Since I'm in Berlin, encounters with history are very often. More or less recent, problematic or less problematic, this city is a good destination for all those with an interest in the past. What I find very often ironic is the extent of the past transferred into present, mostly in the Eastern side of the city. Probably it's available for the East side of Germany, but didn't have enough time to fully explore this approach.
As somebody born and raised in Eastern Europe, I don't find any sympathy for the youngsters with red stars on their T-Shirts or pledging for a communist world, they heard it's a kind of paradise on earth. Perhaps they hope that in communism nobody's working and the state is changing into a motherly Hartz IV. In this scenario, their happy communist world is looking more as a hippy vision of a carefree society whose members are forever young.
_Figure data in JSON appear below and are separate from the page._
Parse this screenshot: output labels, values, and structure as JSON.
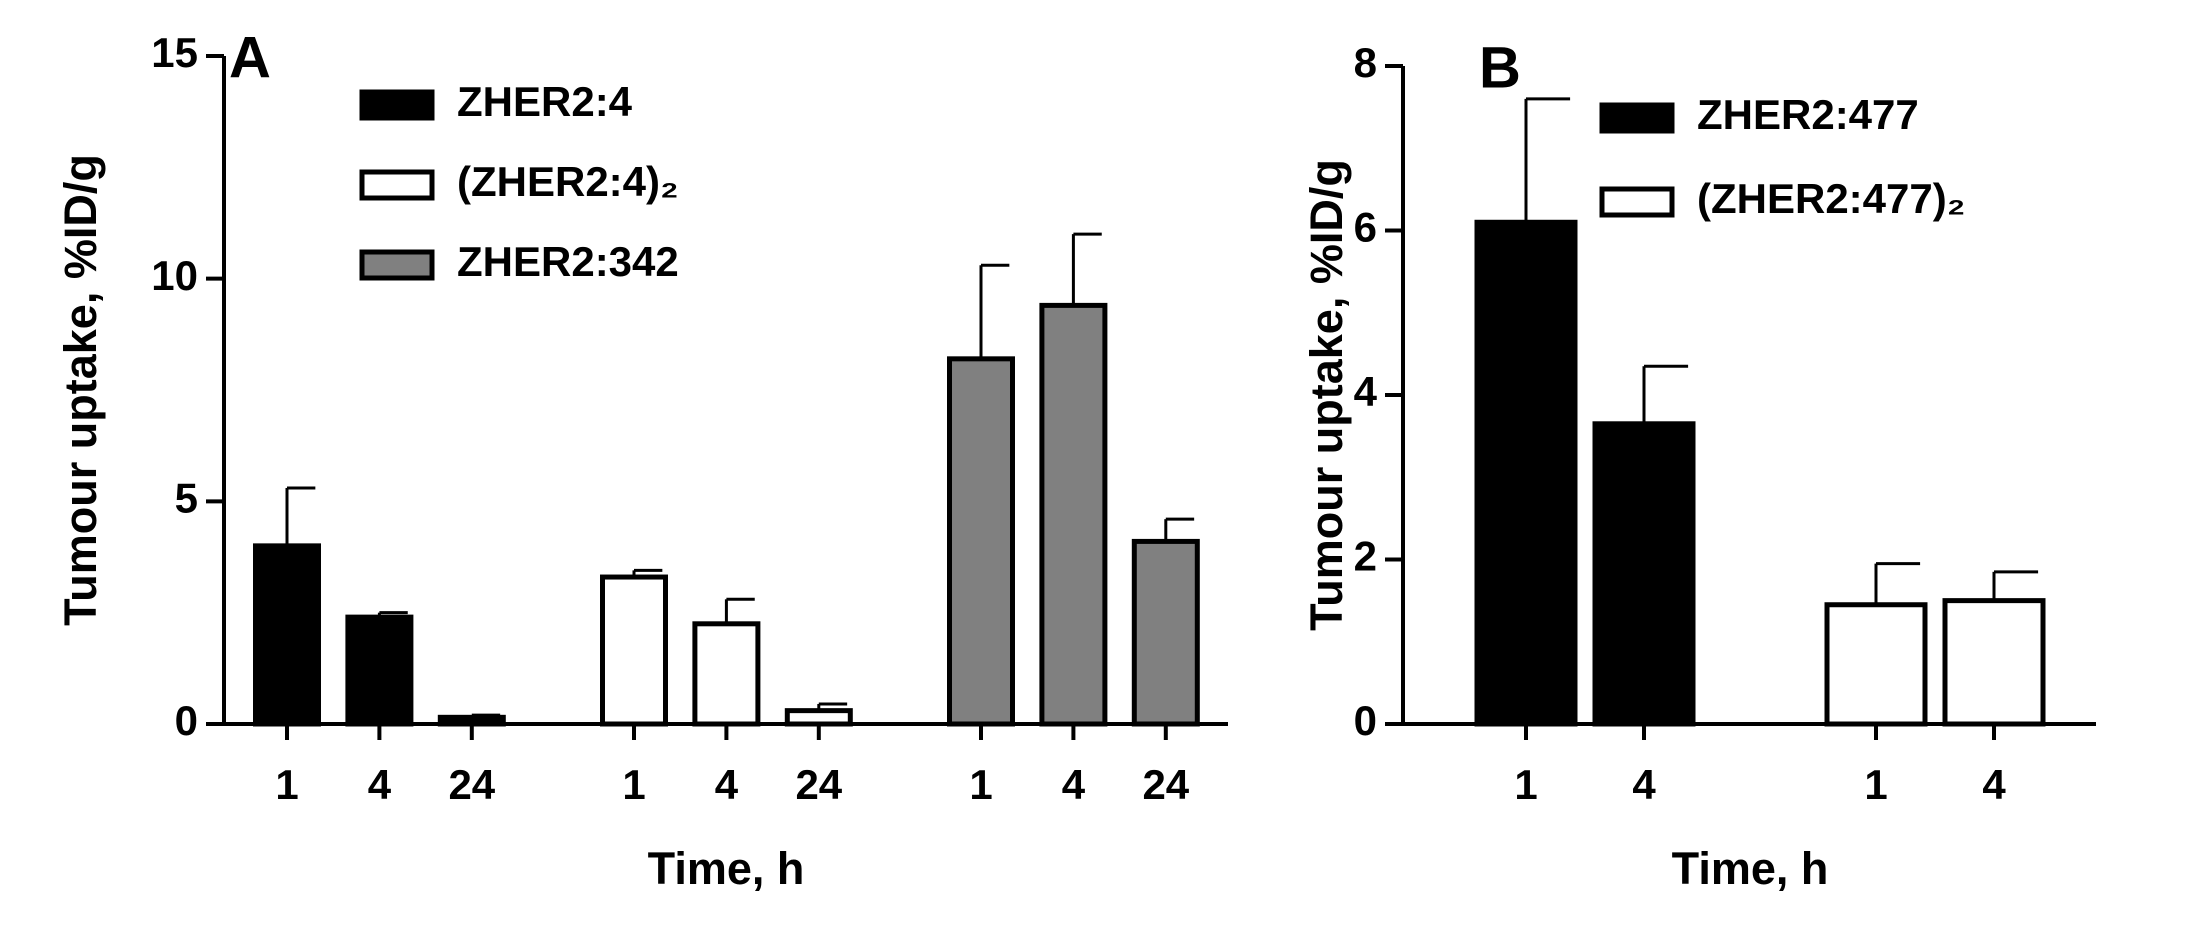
{
  "chart_data": [
    {
      "type": "bar",
      "label": "A",
      "x_label": "Time, h",
      "y_label": "Tumour uptake, %ID/g",
      "ylim": [
        0,
        15
      ],
      "yticks": [
        0,
        5,
        10,
        15
      ],
      "series": [
        {
          "name": "ZHER2:4",
          "color": "#000000",
          "categories": [
            "1",
            "4",
            "24"
          ],
          "values": [
            4.0,
            2.4,
            0.15
          ],
          "errors": [
            1.3,
            0.1,
            0.05
          ]
        },
        {
          "name": "(ZHER2:4)₂",
          "color": "#ffffff",
          "categories": [
            "1",
            "4",
            "24"
          ],
          "values": [
            3.3,
            2.25,
            0.3
          ],
          "errors": [
            0.15,
            0.55,
            0.15
          ]
        },
        {
          "name": "ZHER2:342",
          "color": "#808080",
          "categories": [
            "1",
            "4",
            "24"
          ],
          "values": [
            8.2,
            9.4,
            4.1
          ],
          "errors": [
            2.1,
            1.6,
            0.5
          ]
        }
      ]
    },
    {
      "type": "bar",
      "label": "B",
      "x_label": "Time, h",
      "y_label": "Tumour uptake, %ID/g",
      "ylim": [
        0,
        8
      ],
      "yticks": [
        0,
        2,
        4,
        6,
        8
      ],
      "series": [
        {
          "name": "ZHER2:477",
          "color": "#000000",
          "categories": [
            "1",
            "4"
          ],
          "values": [
            6.1,
            3.65
          ],
          "errors": [
            1.5,
            0.7
          ]
        },
        {
          "name": "(ZHER2:477)₂",
          "color": "#ffffff",
          "categories": [
            "1",
            "4"
          ],
          "values": [
            1.45,
            1.5
          ],
          "errors": [
            0.5,
            0.35
          ]
        }
      ]
    }
  ]
}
Maybe they based upon a serious ideological corpus, but given the historical reality of the communism everywhere, I can't take seriously the blind followers of such craziness.
In fact, I tried to be as literary as possible, after seeing quite often billboards with conferences on Trotsky, anti-"imperialistic" statements and various other "third world" statements - the Middle East is, again, the favorite "area of expertise", as it used to be during the very red years of the Cold War. In a way, I'm happy for them all for not living anymore in a Berlin split and guarded by barbed wire.
The following images were taken in March 2011. I repeat again, for the record: March 2011. Junge Welt is the newspaper of Linke, a leftist party, publishing extensive articles on the "road to communism". I don't wish them any kind of luck.